To solve the problem, we need to find the number of one-one (injective) functions from set \( S \) to set \( J \).

1. Understanding One-One Functions:
A function is one-one (injective) if no two elements of the domain map to the same element of the codomain.
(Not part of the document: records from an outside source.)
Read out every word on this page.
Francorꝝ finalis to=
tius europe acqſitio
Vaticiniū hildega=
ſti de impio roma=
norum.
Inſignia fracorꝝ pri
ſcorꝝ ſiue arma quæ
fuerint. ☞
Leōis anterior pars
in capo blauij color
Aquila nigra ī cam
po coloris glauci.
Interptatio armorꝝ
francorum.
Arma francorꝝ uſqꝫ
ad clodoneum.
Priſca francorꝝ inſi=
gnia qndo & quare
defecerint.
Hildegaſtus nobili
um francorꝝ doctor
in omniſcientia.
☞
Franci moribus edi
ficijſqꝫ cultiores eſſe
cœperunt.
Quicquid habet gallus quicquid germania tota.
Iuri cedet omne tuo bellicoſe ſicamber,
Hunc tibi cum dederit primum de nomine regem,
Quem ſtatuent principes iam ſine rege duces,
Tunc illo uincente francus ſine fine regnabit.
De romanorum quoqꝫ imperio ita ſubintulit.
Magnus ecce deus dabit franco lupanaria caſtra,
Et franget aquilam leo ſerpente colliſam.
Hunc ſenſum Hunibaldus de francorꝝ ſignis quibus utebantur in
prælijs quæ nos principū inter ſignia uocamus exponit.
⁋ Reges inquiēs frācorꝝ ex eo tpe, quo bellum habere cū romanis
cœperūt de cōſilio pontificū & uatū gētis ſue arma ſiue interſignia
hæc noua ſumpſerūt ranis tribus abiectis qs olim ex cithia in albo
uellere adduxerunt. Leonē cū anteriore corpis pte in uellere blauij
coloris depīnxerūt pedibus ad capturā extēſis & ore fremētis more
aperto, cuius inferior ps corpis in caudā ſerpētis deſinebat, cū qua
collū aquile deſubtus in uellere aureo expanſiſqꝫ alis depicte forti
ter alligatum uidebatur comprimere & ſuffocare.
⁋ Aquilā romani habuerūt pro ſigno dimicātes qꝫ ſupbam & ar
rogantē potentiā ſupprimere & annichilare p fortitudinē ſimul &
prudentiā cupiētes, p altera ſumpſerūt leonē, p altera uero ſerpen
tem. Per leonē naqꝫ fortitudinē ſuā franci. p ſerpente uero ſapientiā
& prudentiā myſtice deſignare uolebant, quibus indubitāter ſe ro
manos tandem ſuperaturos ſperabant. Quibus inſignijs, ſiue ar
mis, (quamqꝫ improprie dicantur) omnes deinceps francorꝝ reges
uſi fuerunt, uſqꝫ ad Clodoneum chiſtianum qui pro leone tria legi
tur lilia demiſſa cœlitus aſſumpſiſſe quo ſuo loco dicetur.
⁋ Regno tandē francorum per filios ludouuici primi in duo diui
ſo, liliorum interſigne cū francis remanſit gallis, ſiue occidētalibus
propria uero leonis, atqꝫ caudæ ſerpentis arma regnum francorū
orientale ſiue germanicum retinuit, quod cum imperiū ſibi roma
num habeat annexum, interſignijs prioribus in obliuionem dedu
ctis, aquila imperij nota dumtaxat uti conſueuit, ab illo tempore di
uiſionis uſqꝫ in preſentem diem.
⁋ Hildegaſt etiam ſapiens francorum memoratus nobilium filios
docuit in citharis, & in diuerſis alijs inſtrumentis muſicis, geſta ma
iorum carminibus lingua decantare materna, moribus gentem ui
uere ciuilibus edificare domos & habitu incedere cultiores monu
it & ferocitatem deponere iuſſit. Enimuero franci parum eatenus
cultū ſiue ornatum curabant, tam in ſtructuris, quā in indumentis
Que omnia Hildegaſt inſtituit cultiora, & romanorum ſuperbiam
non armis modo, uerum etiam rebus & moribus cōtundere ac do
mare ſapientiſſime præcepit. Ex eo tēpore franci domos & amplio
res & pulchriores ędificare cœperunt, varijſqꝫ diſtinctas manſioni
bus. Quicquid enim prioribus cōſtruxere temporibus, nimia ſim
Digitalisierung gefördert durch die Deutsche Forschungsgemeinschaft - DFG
That is, every element in the domain maps to a unique element in the codomain.

2. Analyzing Set Sizes:
- Set \( S \) (domain) has 4 elements: \( \{ S_1, S_2, S_3, S_4 \} \)
- Set \( J \) (codomain) has 3 elements: \( \{ J_1, J_2, J_3 \} \)

3. Applying Injective Function Rule:
A one-one function from \( S \) to \( J \) is possible only if the number of elements in the domain is less than or equal to the number of elements in the codomain:
$ |S| \leq |J| $
But here,
$ |S| = 4 > 3 = |J| $

Conclusion:
Since the domain has more elements than the codomain, it is not possible to form a one-one function from \( S \) to \( J \).

Final Answer:
The number of one-one functions from \( S \) to \( J \) is $ \boxed{0} $.

Answer 4

To solve the problem, we need to determine the minimum number of ordered pairs that must be added to the relation \( R_1 \) so that it becomes reflexive but not symmetric.

1. Understanding Reflexive Relation:
A relation \( R \) on set \( S = \{S_1, S_2, S_3, S_4\} \) is reflexive if every element is related to itself. That means the relation must include:
\[ (S_1, S_1), (S_2, S_2), (S_3, S_3), (S_4, S_4) \]

2. Current Relation:
Given:
\[ R_1 = \{(S_1, S_2), (S_2, S_4)\} \]

3. Add Ordered Pairs to Make it Reflexive:
We need to ensure that all 4 elements have reflexive pairs. So we must add:
- \( (S_1, S_1) \)
- \( (S_2, S_2) \)
- \( (S_3, S_3) \)
- \( (S_4, S_4) \)
That is 4 ordered pairs in total.

4. Ensure Relation is Not Symmetric:
A relation is symmetric if for every \( (a, b) \in R \), the pair \( (b, a) \) is also in \( R \).
Currently, we have:
- \( (S_1, S_2) \) but not \( (S_2, S_1) \)
- \( (S_2, S_4) \) but not \( (S_4, S_2) \)
So, the relation is already not symmetric, and we must avoid adding symmetric pairs.

5. Final Relation:
To make it reflexive but not symmetric, we add only the missing reflexive pairs. That means adding:
\[ (S_1, S_1), (S_2, S_2), (S_3, S_3), (S_4, S_4) \]

Final Answer:
The minimum number of ordered pairs to be added to make \( R_1 \) reflexive but not symmetric is $ \boxed{4} $.